These are the hand forged knife blanks that were available to forge from the smith shop. Not hand cut, each blank has a history of being worked by a master blacksmith before ran through the hands of a customer.
Although simple, the smith showed us how a simple change in hammering technique changes the inherent quality of the steel. Therefore, before any heat treatment or sharpening is done, the way the hammer falls can and will make or break a blade. From a cursory glance, the knife blanks appear as chunks of metal and the resulting blade is simply shaped to a new form. However, it's what lies beneath the surface of the steel where the true strength lies.
By taking a cross section from two different examples of hammering techniques, the master demonstrated his years of experience in a few strokes of a hammer. Where one steel was grainy and rough, the other inner steel was smooth and appeared fine, both steels originating from the same knife blank.
This kind of knowledge lies in the hands of the few who truly pursue hand made or hands-on occupations.

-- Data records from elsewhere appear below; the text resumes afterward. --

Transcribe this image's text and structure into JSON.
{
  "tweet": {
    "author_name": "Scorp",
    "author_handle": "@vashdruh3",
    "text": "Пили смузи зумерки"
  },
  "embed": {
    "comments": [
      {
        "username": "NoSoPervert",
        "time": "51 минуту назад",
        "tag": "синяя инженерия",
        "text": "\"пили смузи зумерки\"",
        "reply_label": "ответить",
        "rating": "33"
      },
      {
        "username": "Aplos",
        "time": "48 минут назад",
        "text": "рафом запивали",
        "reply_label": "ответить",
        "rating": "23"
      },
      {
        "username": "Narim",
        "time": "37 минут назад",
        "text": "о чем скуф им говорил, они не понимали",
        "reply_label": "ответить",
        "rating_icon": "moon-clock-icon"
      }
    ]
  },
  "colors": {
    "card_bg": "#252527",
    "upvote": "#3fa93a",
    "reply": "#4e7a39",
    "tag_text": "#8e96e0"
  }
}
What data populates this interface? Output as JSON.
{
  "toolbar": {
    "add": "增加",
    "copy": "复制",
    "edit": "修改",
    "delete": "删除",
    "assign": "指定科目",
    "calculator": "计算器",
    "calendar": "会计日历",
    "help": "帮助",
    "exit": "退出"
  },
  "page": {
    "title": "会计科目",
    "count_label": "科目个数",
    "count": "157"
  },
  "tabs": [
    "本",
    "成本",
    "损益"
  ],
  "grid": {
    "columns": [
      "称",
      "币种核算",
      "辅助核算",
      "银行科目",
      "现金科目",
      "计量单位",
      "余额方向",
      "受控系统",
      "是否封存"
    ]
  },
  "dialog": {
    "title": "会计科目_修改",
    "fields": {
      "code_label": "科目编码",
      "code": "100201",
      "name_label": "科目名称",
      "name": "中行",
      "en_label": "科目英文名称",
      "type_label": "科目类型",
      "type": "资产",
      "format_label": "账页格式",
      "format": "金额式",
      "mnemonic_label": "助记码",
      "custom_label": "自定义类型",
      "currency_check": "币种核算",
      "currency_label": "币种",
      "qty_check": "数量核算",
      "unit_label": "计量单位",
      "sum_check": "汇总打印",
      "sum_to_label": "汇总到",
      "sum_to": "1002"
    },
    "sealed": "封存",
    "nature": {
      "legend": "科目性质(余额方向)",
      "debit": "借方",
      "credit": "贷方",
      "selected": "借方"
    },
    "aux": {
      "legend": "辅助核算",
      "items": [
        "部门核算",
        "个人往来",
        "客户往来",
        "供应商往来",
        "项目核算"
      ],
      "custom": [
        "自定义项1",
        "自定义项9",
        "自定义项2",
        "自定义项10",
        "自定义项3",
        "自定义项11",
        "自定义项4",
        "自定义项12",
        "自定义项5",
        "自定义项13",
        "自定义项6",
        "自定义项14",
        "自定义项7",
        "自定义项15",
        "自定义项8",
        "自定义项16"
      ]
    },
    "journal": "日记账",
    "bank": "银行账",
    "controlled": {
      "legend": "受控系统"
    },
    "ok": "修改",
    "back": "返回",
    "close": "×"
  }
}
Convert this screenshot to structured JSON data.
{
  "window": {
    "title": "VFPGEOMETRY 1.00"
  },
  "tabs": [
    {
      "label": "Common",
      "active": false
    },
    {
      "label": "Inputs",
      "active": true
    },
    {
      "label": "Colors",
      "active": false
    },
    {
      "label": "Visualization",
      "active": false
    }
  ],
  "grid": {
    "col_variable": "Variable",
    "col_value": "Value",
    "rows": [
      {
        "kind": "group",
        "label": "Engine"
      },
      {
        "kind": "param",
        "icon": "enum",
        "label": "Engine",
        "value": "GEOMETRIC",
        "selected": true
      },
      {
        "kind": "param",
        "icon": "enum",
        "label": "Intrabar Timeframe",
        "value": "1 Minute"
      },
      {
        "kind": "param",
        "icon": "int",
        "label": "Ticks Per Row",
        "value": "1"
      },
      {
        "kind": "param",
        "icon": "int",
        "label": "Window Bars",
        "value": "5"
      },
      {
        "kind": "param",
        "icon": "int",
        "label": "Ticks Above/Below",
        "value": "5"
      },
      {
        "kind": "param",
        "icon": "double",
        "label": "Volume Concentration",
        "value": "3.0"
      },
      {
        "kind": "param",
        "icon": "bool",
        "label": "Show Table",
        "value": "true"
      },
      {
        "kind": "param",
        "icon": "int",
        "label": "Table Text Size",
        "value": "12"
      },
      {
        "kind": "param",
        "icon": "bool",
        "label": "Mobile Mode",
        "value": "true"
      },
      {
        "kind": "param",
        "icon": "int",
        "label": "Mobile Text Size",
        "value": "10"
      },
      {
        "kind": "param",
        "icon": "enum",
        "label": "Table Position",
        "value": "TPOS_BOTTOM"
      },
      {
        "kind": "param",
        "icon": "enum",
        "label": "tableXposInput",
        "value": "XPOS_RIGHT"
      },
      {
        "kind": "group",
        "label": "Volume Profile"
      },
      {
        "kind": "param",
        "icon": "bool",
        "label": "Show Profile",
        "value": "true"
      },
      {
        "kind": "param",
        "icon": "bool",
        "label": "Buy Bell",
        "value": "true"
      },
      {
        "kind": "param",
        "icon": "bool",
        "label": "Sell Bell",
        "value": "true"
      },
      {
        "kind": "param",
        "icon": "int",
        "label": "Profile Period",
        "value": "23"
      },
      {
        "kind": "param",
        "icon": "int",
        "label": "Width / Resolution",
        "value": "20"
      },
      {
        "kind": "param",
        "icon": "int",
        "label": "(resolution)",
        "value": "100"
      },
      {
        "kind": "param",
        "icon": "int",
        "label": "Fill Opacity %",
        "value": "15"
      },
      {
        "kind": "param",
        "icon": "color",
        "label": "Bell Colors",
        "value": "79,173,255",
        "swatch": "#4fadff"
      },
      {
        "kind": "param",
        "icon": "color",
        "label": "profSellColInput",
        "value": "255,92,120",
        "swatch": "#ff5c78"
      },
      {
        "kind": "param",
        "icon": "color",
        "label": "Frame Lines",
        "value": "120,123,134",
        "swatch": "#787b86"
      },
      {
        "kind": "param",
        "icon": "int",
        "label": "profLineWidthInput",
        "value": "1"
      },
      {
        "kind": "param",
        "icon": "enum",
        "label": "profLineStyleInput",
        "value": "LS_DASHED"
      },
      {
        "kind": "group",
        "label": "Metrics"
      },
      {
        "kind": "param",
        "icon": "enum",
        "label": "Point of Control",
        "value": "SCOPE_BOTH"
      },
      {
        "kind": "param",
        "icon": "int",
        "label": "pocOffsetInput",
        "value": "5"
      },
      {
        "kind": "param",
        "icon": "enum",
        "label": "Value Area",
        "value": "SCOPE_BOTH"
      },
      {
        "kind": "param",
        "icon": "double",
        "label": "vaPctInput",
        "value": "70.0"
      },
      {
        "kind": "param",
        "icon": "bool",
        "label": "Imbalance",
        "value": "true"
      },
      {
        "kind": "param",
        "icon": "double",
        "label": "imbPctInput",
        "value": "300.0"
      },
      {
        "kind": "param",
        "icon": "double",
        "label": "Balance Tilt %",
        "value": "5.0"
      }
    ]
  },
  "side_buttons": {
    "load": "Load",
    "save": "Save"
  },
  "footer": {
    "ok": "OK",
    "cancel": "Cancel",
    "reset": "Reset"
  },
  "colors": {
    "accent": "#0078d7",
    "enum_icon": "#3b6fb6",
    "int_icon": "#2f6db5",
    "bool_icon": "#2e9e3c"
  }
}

While some people outside these realms are aware of certain facts, it's often the blade smiths themselves who are aware of the specifics.
@tindallknives has a few very interesting videos on the importance of a heat treatment method in the making of a blade. He demonstrates that the same steel does not mean the same blade and rather it is the craftsman who makes the difference in his work. I highly recommend checking them out.
The point here is: Be an educated consumer. Understand that "quality" does not necessarily apply to how something looks or what it's made of but how the product was made. "Quality" implies "process" and not always appearance.
Before purchasing an item, learn about it. We can always take that step.